If what you’re looking for is the manufacture to tell you what the lowest temperature you can use it in without failure of some kind, you probably can’t get a straight answer. I was looking into the Winnebago Revel a couple of years ago and I called the factory and they would not say. I pressed very hard too.

 

> What are the "Need to know" things?

 

 

The urge to seal up tight when it’s truly cold outside is very strong, but you need to vent out the moist air or it will build up. If you go with a propane heater, it’s even more important. They create moisture in the air. All the ones I’ve seen do at any rate. You’re floor is going to be damn cold. 

 

Water freezing in your pump can destroy it. That thing must be kept warm and you don’t want to pumping ice through it either.

 

Batteries perform very poorly when they are cold. Lithium Iron Phosphate chemistry batteries which really are the best can be destroyed if you try to charge them when they are cold. They must be warmed up first. 

 

A European style cartridge toilet. Even if your black tank is internal and heated, the port for emptying it has to be exposed to the elements.
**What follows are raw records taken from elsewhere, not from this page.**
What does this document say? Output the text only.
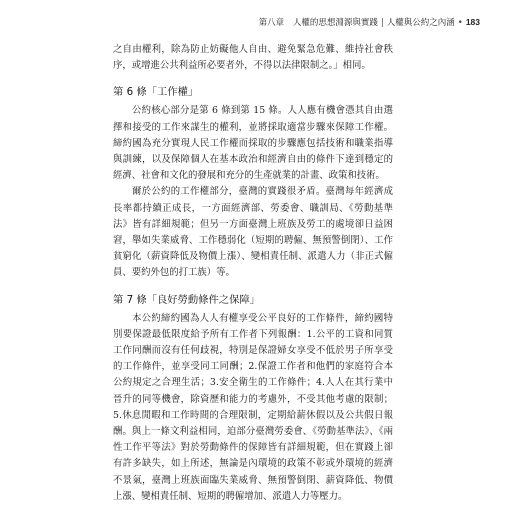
第八章 人權的思想淵源與實踐 | 人權與公約之內涵 • 183

之自由權利，除為防止妨礙他人自由、避免緊急危難、維持社會秩序，或增進公共利益所必要者外，不得以法律限制之。」相同。

第 6 條「工作權」

公約核心部分是第 6 條到第 15 條。人人應有機會憑其自由選擇和接受的工作來謀生的權利，並將採取適當步驟來保障工作權。締約國為充分實現人民工作權而採取的步驟應包括技術和職業指導與訓練，以及保障個人在基本政治和經濟自由的條件下達到穩定的經濟、社會和文化的發展和充分的生產就業的計畫、政策和技術。

爾於公約的工作權部分，臺灣的實踐很矛盾。臺灣每年經濟成長率都持續正成長，一方面經濟部、勞委會、職訓局、《勞動基準法》皆有詳細規範；但另一方面臺灣上班族及勞工的處境卻日益困窘，舉如失業威脅、工作穩弱化（短期的聘僱、無預警倒閉）、工作貧窮化（薪資降低及物價上漲）、變相責任制、派遣人力（非正式僱員、要約外包的打工族）等。

第 7 條「良好勞動條件之保障」

本公約締約國為人人有權享受公平良好的工作條件，締約國特別要保證最低限度給予所有工作者下列報酬：1.公平的工資和同質工作同酬而沒有任何歧視，特別是保證婦女享受不低於男子所享受的工作條件，並享受同工同酬；2.保證工作者和他們的家庭符合本公約規定之合理生活；3.安全衛生的工作條件；4.人人在其行業中晉升的同等機會，除資歷和能力的考慮外，不受其他考慮的限制；5.休息閒暇和工作時間的合理限制，定期給薪休假以及公共假日報酬。與上一條文利益相同，迫部分臺灣勞委會、《勞動基準法》、《兩性工作平等法》對於勞動條件的保障皆有詳細規範，但在實踐上卻有許多缺失，如上所述，無論是內環境的政策不彰或外環境的經濟不景氣，臺灣上班族面臨失業威脅、無預警倒閉、薪資降低、物價上漲、變相責任制、短期的聘僱增加、派遣人力等壓力。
An option is to get a portable cartridge toilet (Thetford makes the best ones according to most reviews I’ve read).

 

> What questions should I be asking??

 

What type of fuel is used for heat? How thick is the insulation? What type is the insulation (blown foam insulation is the best, 3M Thinsulate is real good too. I have recycled denim which as served me well so far, but is not proven over time.) If the floor is not insulated, that’s a dealbreaker.

 

> How cold can it be w/o blowing lines etc.

 

With 2 diesel heaters going my pipes don’t freeze until the thermometer hits -10F. They stopped working at -17F last winter. When we got that -30F polar vortex BS I skipped that and drove south to Missouri where it never got below a civilized -5F. I think something would have gone real bad had I not done that.

 

 

Minor caveat: I’m in a Class B RV not a camper, but when it comes to winterizing it’s really not any different.

 

This will be only my 2nd winter so I’m sure there are more lessons to learn. I’m no expert but I’ll be out there doing it.